Room C – Tuesday 09:00-10:00
School of Education, University of Brighton
Mel is a principal lecturer in the School of Education at the University of Brighton and the Student Support & Guidance Tutor for the School. She is also a Senior Fellow of the Higher Education Academy. Mel was a primary teacher and youth worker before joining the University in 2000.
This presentation explores and expands on data collected during 2013-14 in my Student Support & Guidance Tutor role for the School of Education at the University of Brighton. Most students’ issues are focused on stress and mental health, or learning support /dyslexia but many more issues will also be discussed. The focus will be on the first year experience.
This is my sixth year as the Student Support & Guidance Tutor for the School of Education and this role comprises 0.5 of my Principal Lecturer post, with the other 0.5 encompassing a wider ‘Student Engagement Coordinator’ role as well as my teaching role. The SSGT role is split between offering individual one-to-one support and guidance, and facilitating voluntarily attended, group, academic writing support sessions. The support and guidance offered is often related to academic needs but also helps students manage and enhance their general wellbeing so that they can be as successful as possible whilst at University. The focus is on first year students, but is available to all. The role often involves supporting students to engage with Student Services to access the Disability & Dyslexia team or Counselling and Wellbeing team.
This research relates only to individual contact with students. In 2013/14 there were approx 2000 students enrolled in the School of Education and I had individual contact with 229, over 10% of the total. Data was gathered using online questionnaires and feedback from follow – up emails. This is the fifth year data has been gathered and trends are now able to be analysed. I will discuss the importance of providing support in the first year, to help ensure success and retention in the following years.
Most students’ issues are focused on stress and mental health, or learning support /dyslexia in line with last year. I found that more students this year had multiple and/or more serious issues and needed repeat appointments/contact. Numbers thinking about withdrawing or taking a break from their studies have increased by a quarter on last year. In many cases I have been able to offer support and guidance myself, but for others I have found it necessary to suggest referrals to Student Services or other staff.

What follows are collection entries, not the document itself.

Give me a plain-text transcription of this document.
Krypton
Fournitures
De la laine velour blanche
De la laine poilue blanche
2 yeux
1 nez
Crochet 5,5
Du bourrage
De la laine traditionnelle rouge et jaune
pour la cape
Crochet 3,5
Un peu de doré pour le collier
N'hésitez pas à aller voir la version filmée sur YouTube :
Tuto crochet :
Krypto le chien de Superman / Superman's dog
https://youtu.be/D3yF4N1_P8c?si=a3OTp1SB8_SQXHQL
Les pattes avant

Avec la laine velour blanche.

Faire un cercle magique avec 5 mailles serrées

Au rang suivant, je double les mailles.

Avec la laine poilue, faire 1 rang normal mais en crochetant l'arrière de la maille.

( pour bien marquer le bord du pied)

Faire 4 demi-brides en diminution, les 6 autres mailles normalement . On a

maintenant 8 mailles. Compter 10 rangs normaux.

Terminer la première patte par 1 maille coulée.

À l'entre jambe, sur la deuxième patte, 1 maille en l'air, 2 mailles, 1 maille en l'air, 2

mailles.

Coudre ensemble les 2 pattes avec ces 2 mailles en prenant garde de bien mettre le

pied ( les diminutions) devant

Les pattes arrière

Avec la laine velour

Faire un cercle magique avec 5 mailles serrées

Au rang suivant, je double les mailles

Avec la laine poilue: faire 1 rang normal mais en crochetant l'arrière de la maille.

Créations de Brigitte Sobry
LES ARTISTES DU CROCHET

It was It was encouraging to find that 5 out of the 28 online survey respondents (18%) stated that they had considered withdrawal from their course, but stayed on due to support from the SSGT. Another 2 gave similar feedback via emailed comments, implying that at least 7 students had been retained who might otherwise have withdrawn. This has huge financial implications in the current climate.
For the EFYE presentation I will focus mostly on first year student issues.